The Rice Muslim Student Association and the Boniuk Council held a series of World Hijab Day events on Sunday and Monday, and encouraged female students to wear the hijab in solidarity with Muslim women who choose wear the hijab.
Organizer Iqra Dada, a Duncan College junior, said the day promoted respect and understanding.
“World Hijab Day is an amazing way to show people that we are the same as everyone else.” Dada said. “We just pray five times a day, and wear some extra cloth here and there to cover up the way we believe God wants us to.”
The organizations held an all-women’s event Sunday evening and an event open to all students on Monday evening.
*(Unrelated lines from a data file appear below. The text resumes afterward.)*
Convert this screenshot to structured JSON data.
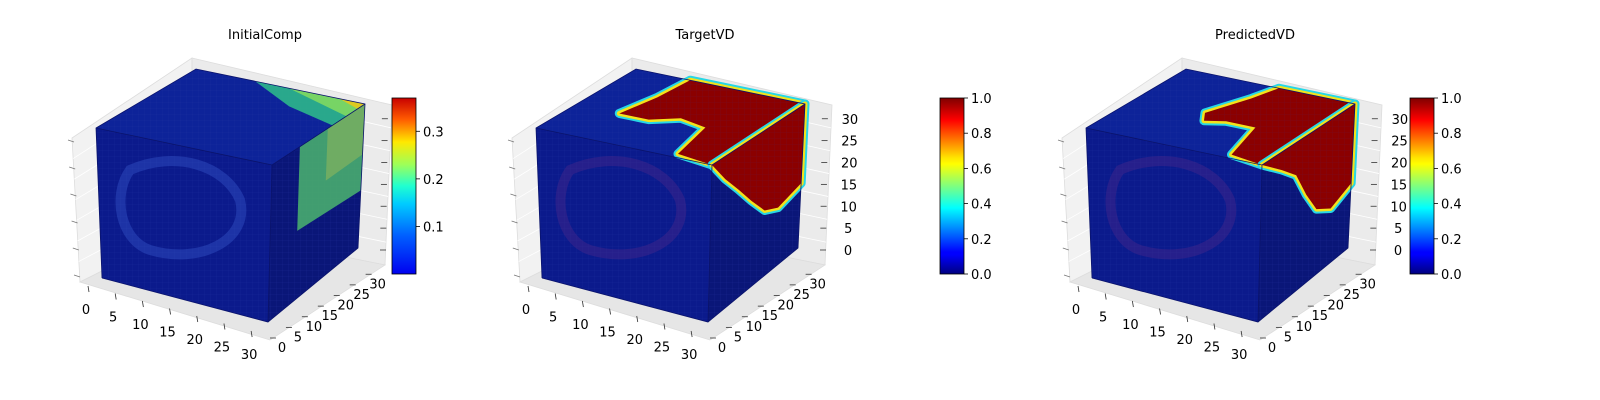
{
  "chart_data": [
    {
      "type": "voxel-3d",
      "title": "InitialComp",
      "x_ticks": [
        "0",
        "5",
        "10",
        "15",
        "20",
        "25",
        "30"
      ],
      "y_ticks": [
        "0",
        "5",
        "10",
        "15",
        "20",
        "25",
        "30"
      ],
      "z_ticks": [],
      "xlim": [
        0,
        32
      ],
      "ylim": [
        0,
        32
      ],
      "zlim": [
        0,
        32
      ],
      "colormap": "jet",
      "colorbar": {
        "min": 0.0,
        "max": 0.37,
        "ticks": [
          "0.1",
          "0.2",
          "0.3"
        ],
        "tick_values": [
          0.1,
          0.2,
          0.3
        ]
      }
    },
    {
      "type": "voxel-3d",
      "title": "TargetVD",
      "x_ticks": [
        "0",
        "5",
        "10",
        "15",
        "20",
        "25",
        "30"
      ],
      "y_ticks": [
        "0",
        "5",
        "10",
        "15",
        "20",
        "25",
        "30"
      ],
      "z_ticks": [
        "0",
        "5",
        "10",
        "15",
        "20",
        "25",
        "30"
      ],
      "xlim": [
        0,
        32
      ],
      "ylim": [
        0,
        32
      ],
      "zlim": [
        0,
        32
      ],
      "colormap": "jet",
      "colorbar": {
        "min": 0.0,
        "max": 1.0,
        "ticks": [
          "0.0",
          "0.2",
          "0.4",
          "0.6",
          "0.8",
          "1.0"
        ],
        "tick_values": [
          0.0,
          0.2,
          0.4,
          0.6,
          0.8,
          1.0
        ]
      }
    },
    {
      "type": "voxel-3d",
      "title": "PredictedVD",
      "x_ticks": [
        "0",
        "5",
        "10",
        "15",
        "20",
        "25",
        "30"
      ],
      "y_ticks": [
        "0",
        "5",
        "10",
        "15",
        "20",
        "25",
        "30"
      ],
      "z_ticks": [
        "0",
        "5",
        "10",
        "15",
        "20",
        "25",
        "30"
      ],
      "xlim": [
        0,
        32
      ],
      "ylim": [
        0,
        32
      ],
      "zlim": [
        0,
        32
      ],
      "colormap": "jet",
      "colorbar": {
        "min": 0.0,
        "max": 1.0,
        "ticks": [
          "0.0",
          "0.2",
          "0.4",
          "0.6",
          "0.8",
          "1.0"
        ],
        "tick_values": [
          0.0,
          0.2,
          0.4,
          0.6,
          0.8,
          1.0
        ]
      }
    }
  ]
}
Participants at Sunday’s event discussed the meaning of the hijab and gave lessons on wrapping the headscarf.
“It’s not just about clothing, it’s about your personality,” Dada said. “Be modest, be humble, be a godly person.”
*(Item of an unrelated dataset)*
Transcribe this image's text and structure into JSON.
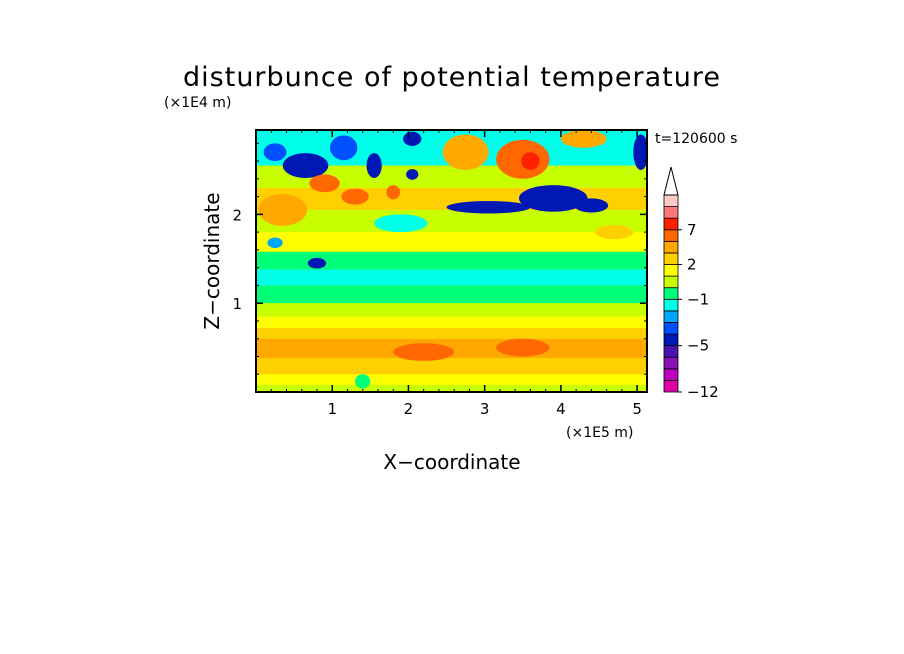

Ramee Saleh, a Sid Richardson College freshman, said her family is from Bangladesh, a predominantly Muslim country where wearing the headscarf is uncommon.
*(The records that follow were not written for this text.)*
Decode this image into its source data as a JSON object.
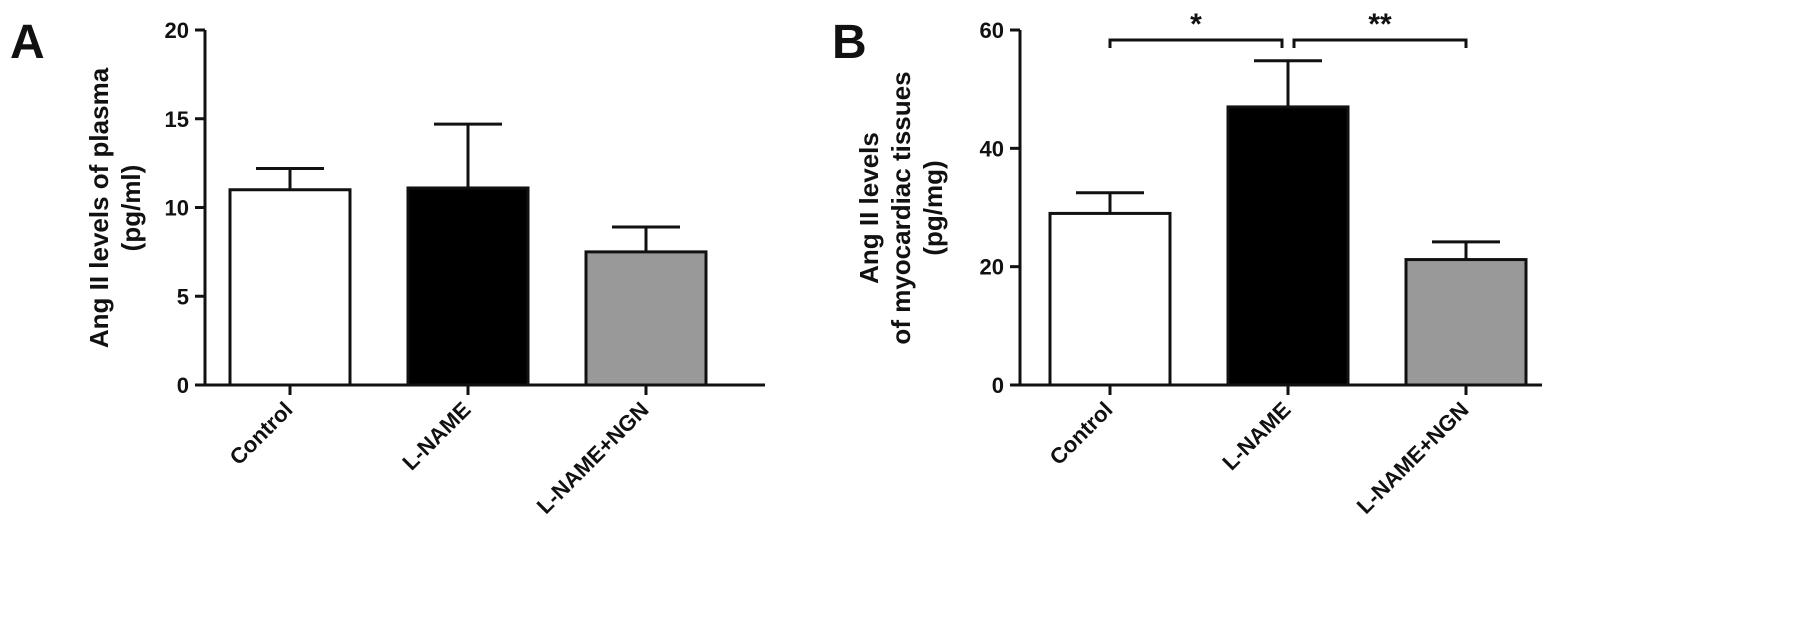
{
  "chart_data": [
    {
      "type": "bar",
      "panel": "A",
      "categories": [
        "Control",
        "L-NAME",
        "L-NAME+NGN"
      ],
      "values": [
        11.0,
        11.1,
        7.5
      ],
      "errors": [
        1.2,
        3.6,
        1.4
      ],
      "bar_colors": [
        "#ffffff",
        "#000000",
        "#999999"
      ],
      "ylabel_lines": [
        "Ang II levels of plasma",
        "(pg/ml)"
      ],
      "ylim": [
        0,
        20
      ],
      "yticks": [
        0,
        5,
        10,
        15,
        20
      ],
      "significance": []
    },
    {
      "type": "bar",
      "panel": "B",
      "categories": [
        "Control",
        "L-NAME",
        "L-NAME+NGN"
      ],
      "values": [
        29,
        47,
        21.2
      ],
      "errors": [
        3.5,
        7.8,
        3.0
      ],
      "bar_colors": [
        "#ffffff",
        "#000000",
        "#999999"
      ],
      "ylabel_lines": [
        "Ang II levels",
        "of myocardiac tissues",
        "(pg/mg)"
      ],
      "ylim": [
        0,
        60
      ],
      "yticks": [
        0,
        20,
        40,
        60
      ],
      "significance": [
        {
          "from": 0,
          "to": 1,
          "label": "*"
        },
        {
          "from": 1,
          "to": 2,
          "label": "**"
        }
      ]
    }
  ]
}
“I grew up with a teaching of Islam that basically says to dress modestly, and the [headscarf] is one way to do that but not necessary,” Saleh said.
Saleh said while discussion is necessary, she feels World Hijab Day has the wrong approach.
“Why can’t we just believe stories that hijabi women tell us?” Saleh said. “What does it say about our culture in which we only believe statements when it comes from people of privilege?”
Boniuk Council President Dan McNamara said they were aware of the surrounding controversy.
“While this of course does not substitute for the breadth or richness of the hijabi experience, nor approximate the full meaning of what it is to be a female Muslim who dons the hijab, it does create an awareness,” McNamara, a McMurtry College junior, said.
At Monday’s event, hijabi students held a discussion, where non-hijabi students reflected on their experiences on choosing whether or not to wear the scarf for the day and hijabi students discussed their daily experiences and addressed misconceptions around the hijab.
Sophie D’Amico, a Duncan College freshman and Boniuk Council member, decided to wear the scarf and attend the event to learn more.
“This seemed like the perfect opportunity to both learn about the faith as well as walk a mile in a hijabi’s shoes,” D’Amico said.
Lovett College senior Dani Maldonado said she respected others’ decisions to wear the scarf, but ultimately decided not to wear it herself.
“From what I understand about people’s decision to wear hijab, it’s in reverence to God, it’s about how you live your life,” Maldonado said. “It’s more than just wearing something, and for me it wouldn’t mean those things if I wore it.”
Brown College senior Mariam Hussain said she disagreed with the idea that wearing hijab for a day constituted cultural appropriation.
“World Hijab Day is more about solidarity,” Hussain said. “Especially in terms of heightened Islamophobia, it’s important to show solidarity with a group of people that face prejudice.”
Hijabi students in attendance countered the idea that the hijab is oppressive.
Dada said that the decision to wear hijab was a sign of power to her.
“I’m a powerful person who makes my own decisions, and I’m so powerful that I can cover myself and still feel secure,” Dada said.